Our 5 yoga poses to ease back pain will help you relieve your pain and strengthen your waist if you have herniated disc pain or other back pain.
Many of us act to bend our spine forward during the day, and we often don’t even realize it. When weak back and abdominal muscles cannot protect the muscles and ligaments around the waist, we can often experience low back pain. Working in particular can damage the lumbar region, as it requires constantly standing in an inclined position. In addition to these, factors such as sudden movements, unbalanced load and stress can cause low back pain. Let’s dive into 5 yoga poses to ease back pain.
Best Yoga Poses to Ease Back Pain
If you take time for stretching and strengthening exercises for only 15-20 minutes every day, it is possible to relieve your lower back pain by activating your lower back and back muscles. Create a flow in which you will perform the following poses in order and, being aware of your breath, try to stay in the poses for several breaths with slow movements. Breathing is important for yoga poses to ease back pain.

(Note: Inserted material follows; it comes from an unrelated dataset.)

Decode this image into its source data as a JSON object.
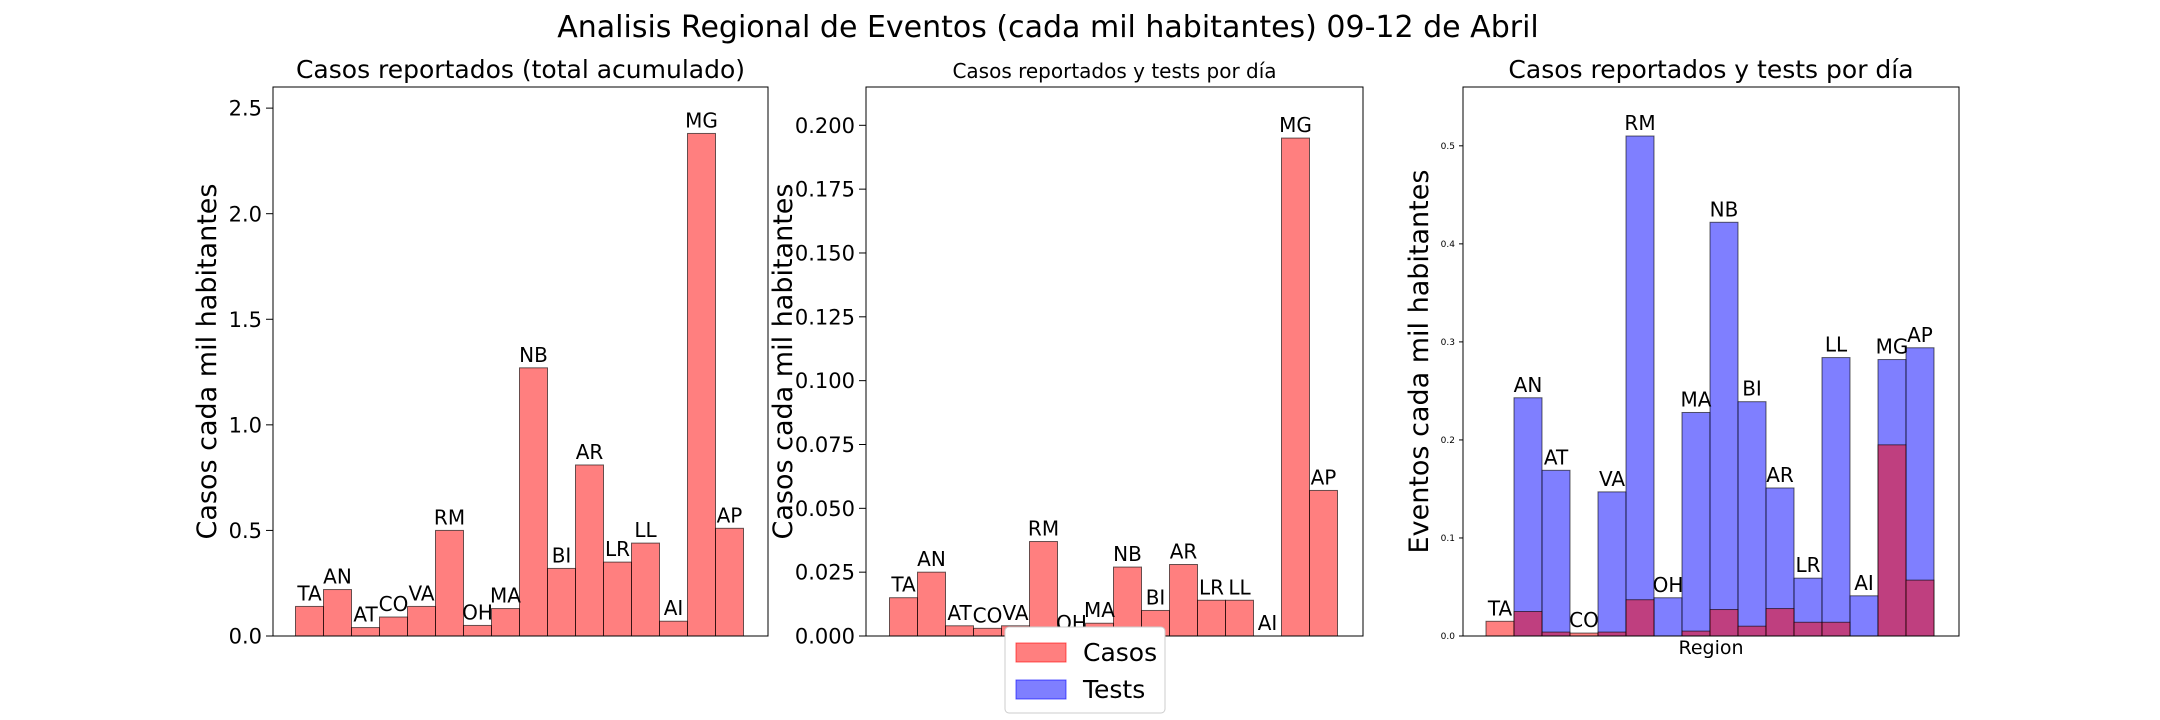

However, if you have a serious illness, if a herniated disc is diagnosed, you should not forget to consult your doctor before performing the yoga poses to ease back pain.
Related Resource: 17 Yoga Poses for All-Natural Pain Relief
Cat-cow pose (Marjaryasana / Bitilasana)
This pose is ideal for starting a simple flow. It relaxes and stretches the lumbar region by allowing the vertebra to bend inward and outward. Place your hands under your shoulders, making sure you don’t feel any pressure on your arms and wrists. Your knees should be positioned just under your hips and there should be no stinging sensation on your knees. After finding a comfortable posture, take a deep breath, straightening your back and spine as much as possible while exhaling.
While breathing, press the upper parts of your hands and feet that touch the metal, and get strength and roll your spine outwards. Roll your spine inward while doing the opposite motion while exhaling, let your abdomen and throat stretch. Continue reading to see additional yoga poses to ease back pain.
Downward-Facing Dog (Adho Mukha Svanasana)
This pose acts by providing a stretch on the line starting from the heels to your neck. In particular, it stimulates the muscles behind the legs to open, making it ideal for easing the load on the lumbar region. In order to switch to pose, raise your hips firmly by getting power from your hands while in all fours pose. Let the muscles behind your legs stretch. If you cannot straighten your legs fully, you can also enter the pose with your knees slightly bent at the beginning.
When you create a full triangle with your body, relax here, make sure your weight is spread evenly on both hands and both feet. Feel your spine straightening, from the coccyx to the nape. After staying in this pose for a few breaths, walk with your feet step by step towards your hands and slowly, with the strength of your legs, straight up, stand up and relax. Below are other yoga poses to ease back pain.
Standing Forward Bend (Uttanasana)
After the downward-facing dog pose, you got up, stood up, now it is bending forward again, stretching the waist well. Raise your arms up, even rise up to slightly bend your spine back, then slowly release your arms by tilting your head, neck, and then your entire body forward. In the meantime, make sure that both feet are firmly on the ground.
Lean as much as you can, leaning your hands to your knees, shinbone, or feet for support if necessary. This pose is effective against low back pain by facilitating the opening of the back of the legs. It also stimulates the muscles around the waist because of the strong bending forward. You can repeat the Uttanasana pose by raising your arms several times and leaning again. Keep reading to see the next of yoga poses to ease back pain.
Sphinx Pose (Salamba Bhujangasana)
Balancing the waist and spine by providing a slight back bend after intense bending forward, this pose is ideal for low back pain. Lie face down, stretch your feet well back. Raise your torso with support from your hands and stretch your head up until your waist is slightly bent.
Release your shoulders, neck and hips as much as possible. The distance of your feet from each other will affect the bending of your waist. Stay here for a few breaths when you find a back stretch that won’t bother you. This is a good one from yoga poses to ease back pain.
Child’s Pose (Balasana)
After staying in the sphinx pose for a while, lie on your face again, rest for one or two breaths, get strength again from your hands and knees, and lower your hips on your heels again. Extend your arms well forward.
Leave yourself completely and rest in this pose, which once again forms a rolling on the waist. If you wish, return to the cat-cow pose by getting back to all fours pose and repeat the series. After finishing your flow, do not forget to relax completely on the mat for a few minutes in Shavasana pose by lying on your back. Now, you can ease your pain with 5 yoga poses to ease back pain.
“Yoga does not just change the way we see things, it transforms the person who sees.”